250.000 Euro erhalten Professor Dr. Till Acker, Dr. Boyan Garvalov und Professor Dr. Michael Lohoff für ihr Forschungsvorhaben "The role of prolyl hydroxiglases in the hypoxic control of cancer and inflammation". Hypoxie (niedriger Sauerstoffdruck) ist eine treibende Kraft für Tumorwachstum und induziert eine Reihe von Mechanismen, die für das Tumorwachstum verantwortlich ist. Gleichzeitig erzeugen Tumore eine chronische Entzündung, die ihr Wachstum weiter fördert. Inwiefern das hypoxische und das Entzündungs-Mikromilieu miteinander kommunizieren und zusammen Tumorwachstum vorantreiben ist bisher wenig untersucht. Ziel des Antrags ist es, die molekulare Regulation der Entzündungsregulation in Tumoren durch Hypoxie und seine Rolle im Wachstum von Hirn- und Lungentumoren zu charakterisieren.

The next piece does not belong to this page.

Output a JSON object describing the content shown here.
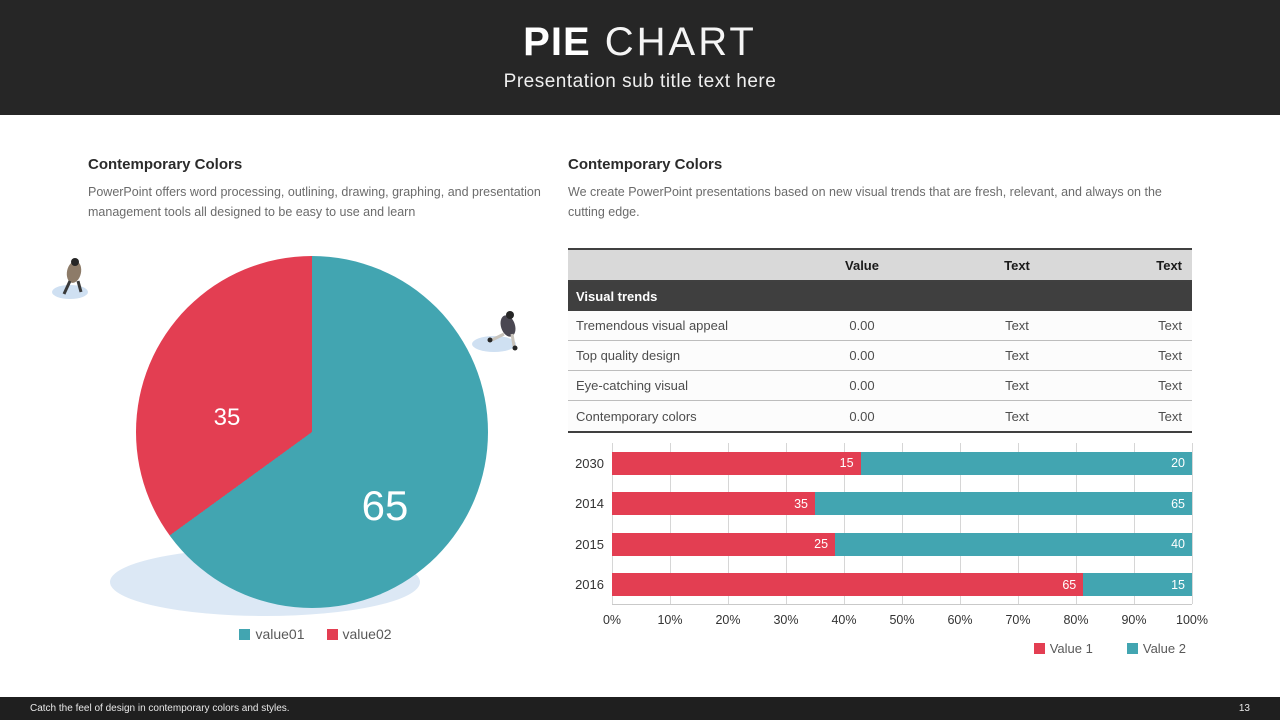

Für ihr Forschungsvorhaben "Neurale Korrelate der Belohnungsantzipation bei Patienten mit majorer Depression: Pathophysiologische Bedeutung und therapeutische Implikationen" erhalten Dr. Irina Falkenberg und ihre Mitantragsteller Dr. Sören Krach, Dr. Arne Nagels und Professor Dr. Tilo Kircher rund 165.000 Euro. Patienten, die unter einer majoren Depression leiden, haben eine verminderte Fähigkeit, Freude zu empfinden. Falkenberg und ihre Kollegen wollen untersuchen, inwieweit das Belohnungserleben und damit die Fähigkeit Freude zu empfinden, durch gezielte psychotherapeutische Interventionen (z.B. Trainings) beeinflussbar ist. Ziel ist es, Techniken zu entwickeln, die es den betroffenen Patienten ermöglichen, selbständig ihre Stimmung aufzuhellen und das Risiko für ein Auftreten erneuter depressiver Episoden zu senken.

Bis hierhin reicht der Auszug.